Don't call them hillbillies

Many years ago, I think back when I was in college, I saw Highlander on VHS when one of my friends rented it (remember VHS tapes and movie rental stores?). So it's been a good 30 years since I had last seen it. When it showed up in one of the free preview weekends that DirecTV likes to offier, I recorded it in order to be able to watch it again to do a post on. It's showing up again tomorrow, Oct. 11, at 12:16 PM on HBO Zone, so now is as good a time as any for the review.

The movie starts off in the present day, or late 1985 since the movie was released in 1986. A man named Russell Nash (Christopher Lambert) is watching pro wrestling at Madison Square Garden when he seems to spot somebody he knows. The two men end up in the parking garage, where the other guy pulls out a sword! Russell, fortunately, has a sword of his own, and the two start a swordfight in which Nash wins by decapitating his opponent, after which special effects mayhem ensues.

Flash back to the highlands of Scotland in the year 1536. Connor MacLeod (also Christopher Lambert) is about to go to battle for the first time against a rival clan. But the other clan has brought in a guy called Kurgan (Clancy Brown) who specifically wants to behead Connor. In the battle Connor gets stabbed in a way that would kill normal people, but not beheaded. The result is that he survives his injuries, which horrifies his clan who believe Connor must be in league with the devil to be able to survive an attack like that.

Connor and his girlfriend are banished, and it's there that Connor learns thow whole story, thanks to a traveling Egyptian named Juan Sánchez Villalobos Ramírez (played with an obviously non-Spanish or Egyptian accent by Sean Connery). Juan tells Connor that the both of them, as well as the Kurgan, are part of a group of people called the Immortals, who are more or less immortal as long as they don't get beheaded. Connor is apparently young enough that he hasn't learned any of this, while Juan is 2400 or so years old. It's the fate of the Immortals that the surviving ones are going to meet someplace distant in the future to have a fight to the death. Connor has to learn swordfighting so that Kurgan won't be the last Immortal remaining.

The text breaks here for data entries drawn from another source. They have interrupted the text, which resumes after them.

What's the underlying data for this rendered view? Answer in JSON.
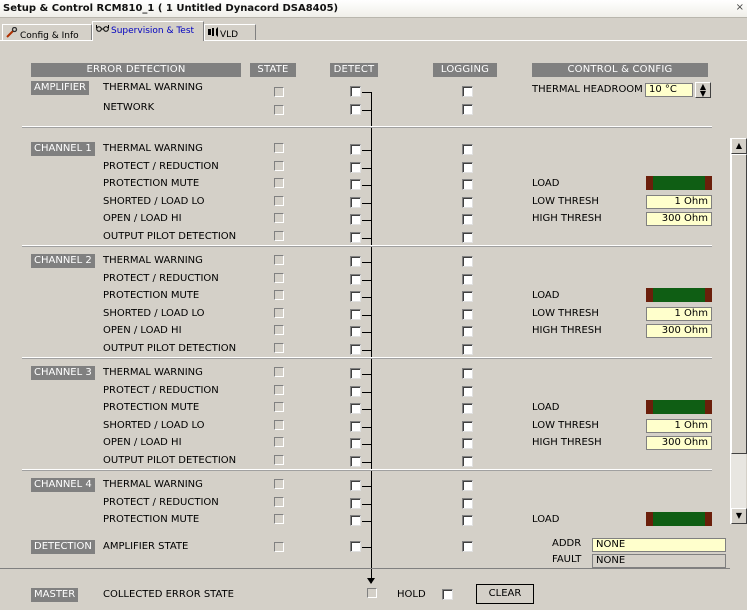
{
  "window": {
    "title": "Setup & Control RCM810_1 ( 1 Untitled Dynacord DSA8405)",
    "close_glyph": "×"
  },
  "tabs": [
    {
      "label": "Config & Info",
      "icon": "wrench-icon"
    },
    {
      "label": "Supervision & Test",
      "icon": "glasses-icon"
    },
    {
      "label": "VLD",
      "icon": "speaker-icon"
    }
  ],
  "headers": {
    "error_detection": "ERROR DETECTION",
    "state": "STATE",
    "detect": "DETECT",
    "logging": "LOGGING",
    "control_config": "CONTROL & CONFIG"
  },
  "amplifier": {
    "tag": "AMPLIFIER",
    "rows": [
      "THERMAL WARNING",
      "NETWORK"
    ],
    "thermal_headroom_label": "THERMAL HEADROOM",
    "thermal_headroom_value": "10 °C"
  },
  "channel_rows": [
    "THERMAL WARNING",
    "PROTECT / REDUCTION",
    "PROTECTION MUTE",
    "SHORTED / LOAD LO",
    "OPEN / LOAD HI",
    "OUTPUT PILOT DETECTION"
  ],
  "channels": [
    {
      "tag": "CHANNEL 1",
      "load": "LOAD",
      "low_label": "LOW THRESH",
      "low": "1 Ohm",
      "high_label": "HIGH THRESH",
      "high": "300 Ohm"
    },
    {
      "tag": "CHANNEL 2",
      "load": "LOAD",
      "low_label": "LOW THRESH",
      "low": "1 Ohm",
      "high_label": "HIGH THRESH",
      "high": "300 Ohm"
    },
    {
      "tag": "CHANNEL 3",
      "load": "LOAD",
      "low_label": "LOW THRESH",
      "low": "1 Ohm",
      "high_label": "HIGH THRESH",
      "high": "300 Ohm"
    },
    {
      "tag": "CHANNEL 4",
      "load": "LOAD"
    }
  ],
  "detection": {
    "tag": "DETECTION",
    "row": "AMPLIFIER STATE",
    "addr_label": "ADDR",
    "addr_value": "NONE",
    "fault_label": "FAULT",
    "fault_value": "NONE"
  },
  "master": {
    "tag": "MASTER",
    "row": "COLLECTED ERROR STATE",
    "hold_label": "HOLD",
    "clear_label": "CLEAR"
  },
  "colors": {
    "tag_bg": "#808080",
    "load_green": "#0f5e14",
    "load_red": "#6b1f0b",
    "field_bg": "#ffffcc"
  }
}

It's not too difficult to figure out what happens next. Back in 1985, New York is clearly going to be where all of the Immortals meet. But because one of them has just been killed in a very public way, the police are investigating the case and suspect Nash because of the way he drove out of the parking garage as though he was trying to get away. When forensics figures out that the dead man was decapitated by a sword, Brenda Wyatt (Roxanne Hart) is brought in to help investigate. Nash learns about her, and the two fall in love over their shared love of old swords (MacLeod as Nash is posing as an antiques dealer).

The problem, of course, is that Kurgan is still out there, and there's no way he's not finding out what MacLeod's alias is, leading to the final battle of good versus evil.

Highlander bombed at the box office, and it's not too difficult to see why. It's the sort of daft action film with constant flashbacks that is likely to put critics off. However, thanks to videotape, the movie was eventually able to find a cult audience that wanted an action movie that's pure dumb fun. And if you're in the right mood it certainly can be fun enough. Just don't expect anything close to classic movie-making.